There are a few difficult trails you can hike to get to these cliffs too!  I think I'd pick that over kayaking.
 We parked the raft and took a lunch break.
 And after eating sandwiches (which of course were filled with ham, so I actually had two slices of bread for lunch) we went on a little hike to some ancient Hawaiian ruins.  One section was actually a graveyard for royalty.  If I had been a Native Hawaiian, I would have totally lived here, nestled between the steep Na Pali cliffs. 
 On Sunday we decided we wanted to go to church.  It was close enough to our bed and breakfast to walk.  The moment we walked into the door we felt welcome.  The members were so friendly- almost everyone told us "Aloha!"  There was such a strong spirit of love and you could tell everyone was truly like family.  At the end of the meeting the Bishop announced that one of their members was getting ready to leave for college at BYU-Hawaii which, if you'll remember, is on the island of Oahu.  So they closed the meeting singing "Aloha Oe."  Thank goodness they had the lyrics because even though I've heard that song so many times, I don't know the Hawaiian words.  But we thought it was so cool that we got to experience that farewell song.  Good experience.
Funny thing about Kauai...
There are chickens everywhere!!!!  Whether you are on an expensive resort or you are inland at some McDonalds... these chickens are the only "wild animal" on land!  I laughed every time we saw them.

We thought this little old town was awesome and stopped for some pictures and shopping.
 It has a rich of history, being a sugar plantation town- the first in Hawaii. 
 We didn't need to pay for ukulele lessons because we already got some for free at the Polynesian Cultural Center.  But this sign was cute :-)
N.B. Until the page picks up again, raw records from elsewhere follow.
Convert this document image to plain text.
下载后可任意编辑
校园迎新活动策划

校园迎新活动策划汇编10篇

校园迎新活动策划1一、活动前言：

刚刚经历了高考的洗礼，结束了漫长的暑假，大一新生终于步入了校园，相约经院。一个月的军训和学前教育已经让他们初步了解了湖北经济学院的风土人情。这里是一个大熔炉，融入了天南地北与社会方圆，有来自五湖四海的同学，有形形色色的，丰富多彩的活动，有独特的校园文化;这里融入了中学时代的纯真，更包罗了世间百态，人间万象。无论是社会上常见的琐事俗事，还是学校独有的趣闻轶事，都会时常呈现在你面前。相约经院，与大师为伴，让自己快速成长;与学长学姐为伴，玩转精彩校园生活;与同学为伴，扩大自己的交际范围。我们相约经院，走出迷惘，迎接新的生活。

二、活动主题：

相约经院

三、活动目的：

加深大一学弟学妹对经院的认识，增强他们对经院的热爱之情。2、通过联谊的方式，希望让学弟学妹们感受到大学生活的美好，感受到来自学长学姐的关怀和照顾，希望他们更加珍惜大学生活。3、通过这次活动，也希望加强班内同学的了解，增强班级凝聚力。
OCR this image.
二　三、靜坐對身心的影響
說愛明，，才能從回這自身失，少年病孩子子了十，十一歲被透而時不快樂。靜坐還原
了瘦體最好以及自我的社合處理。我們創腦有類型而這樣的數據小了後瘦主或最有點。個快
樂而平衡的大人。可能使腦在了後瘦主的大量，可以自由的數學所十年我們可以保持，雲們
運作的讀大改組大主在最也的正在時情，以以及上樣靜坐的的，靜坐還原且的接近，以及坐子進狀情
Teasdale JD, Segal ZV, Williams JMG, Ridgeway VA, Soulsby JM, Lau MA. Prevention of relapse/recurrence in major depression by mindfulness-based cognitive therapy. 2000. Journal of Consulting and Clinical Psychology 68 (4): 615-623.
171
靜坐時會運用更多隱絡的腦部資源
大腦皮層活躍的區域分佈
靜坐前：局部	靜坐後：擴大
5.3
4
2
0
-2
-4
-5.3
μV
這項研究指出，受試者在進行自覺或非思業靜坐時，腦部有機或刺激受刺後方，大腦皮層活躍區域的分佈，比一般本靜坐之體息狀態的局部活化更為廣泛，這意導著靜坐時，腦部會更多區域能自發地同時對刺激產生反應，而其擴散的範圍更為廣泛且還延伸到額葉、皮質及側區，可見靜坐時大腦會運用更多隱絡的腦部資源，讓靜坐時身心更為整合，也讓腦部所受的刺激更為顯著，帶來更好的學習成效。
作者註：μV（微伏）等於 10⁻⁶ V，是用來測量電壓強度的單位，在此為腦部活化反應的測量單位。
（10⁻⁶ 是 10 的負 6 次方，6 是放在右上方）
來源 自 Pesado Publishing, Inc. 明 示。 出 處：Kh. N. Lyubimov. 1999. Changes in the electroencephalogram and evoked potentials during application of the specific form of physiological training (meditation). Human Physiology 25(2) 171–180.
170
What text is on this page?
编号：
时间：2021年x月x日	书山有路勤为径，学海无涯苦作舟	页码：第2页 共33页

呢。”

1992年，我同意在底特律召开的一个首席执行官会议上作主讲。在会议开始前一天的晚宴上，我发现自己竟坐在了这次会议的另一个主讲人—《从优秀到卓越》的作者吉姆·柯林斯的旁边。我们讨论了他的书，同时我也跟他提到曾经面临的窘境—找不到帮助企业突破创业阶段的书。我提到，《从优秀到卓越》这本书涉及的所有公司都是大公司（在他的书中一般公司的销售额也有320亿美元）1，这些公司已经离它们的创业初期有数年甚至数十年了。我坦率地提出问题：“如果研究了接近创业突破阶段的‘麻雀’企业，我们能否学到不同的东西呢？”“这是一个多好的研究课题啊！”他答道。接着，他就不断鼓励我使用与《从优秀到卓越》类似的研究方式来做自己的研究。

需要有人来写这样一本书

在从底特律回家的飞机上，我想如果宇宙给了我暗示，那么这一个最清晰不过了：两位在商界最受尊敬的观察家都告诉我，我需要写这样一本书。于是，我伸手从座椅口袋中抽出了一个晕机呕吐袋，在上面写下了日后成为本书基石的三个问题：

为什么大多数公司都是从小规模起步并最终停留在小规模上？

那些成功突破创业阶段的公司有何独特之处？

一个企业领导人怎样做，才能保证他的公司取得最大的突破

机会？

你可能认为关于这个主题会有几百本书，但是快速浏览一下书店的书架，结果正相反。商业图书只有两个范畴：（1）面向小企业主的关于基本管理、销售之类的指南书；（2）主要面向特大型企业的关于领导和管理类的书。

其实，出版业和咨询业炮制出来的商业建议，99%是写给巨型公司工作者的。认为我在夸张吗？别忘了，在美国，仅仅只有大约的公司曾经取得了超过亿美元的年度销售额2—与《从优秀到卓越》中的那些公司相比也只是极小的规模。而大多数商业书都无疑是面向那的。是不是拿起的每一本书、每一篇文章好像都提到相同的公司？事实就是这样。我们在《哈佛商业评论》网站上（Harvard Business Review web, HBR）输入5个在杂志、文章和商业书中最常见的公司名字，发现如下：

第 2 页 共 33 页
From the town we followed signs to this church.  It was constructed in 1856, making it the oldest church on the Hawaiian islands.  Roman Catholic, I think.  It was completely deserted, but the doors were open and we took a look.
 And of course I insisted we check out the graveyard. 
See the little black-and-white pictures on the headstones?  Fascinating. 
 And there was this cool grotto.
 I could go on forever about Kauai.  We went to a festival in the town that inspired Lilo & Stitch, we went to the the United States' most western bookstore (of course), we went to the farmer's market and bought fresh pineapple, we hiked what Mark Twain called "The Grand Canyon of the Pacific", we found a secret waterfall, we had picnics on deserted beaches- we had the time of our lives!

 Look at that local kid up there in the branches.  Yeah he fell.  But miraculously he was laughing when he surfaced.
 And that's me after jumping off the waterfall.  That moldy, creaky ladder was the scariest part.

 Kaua'i has all the vegetation you can imagine.
 Some Buddhist place, I'm not sure, but we passed it a few times.

And then the airport.  As we shuffled onto the plane along with the rest of the passengers, I noticed that no one was talking.  Or even smiling!  It was like a funeral procession.  Who can blame us?  No one wants to leave Hawaii.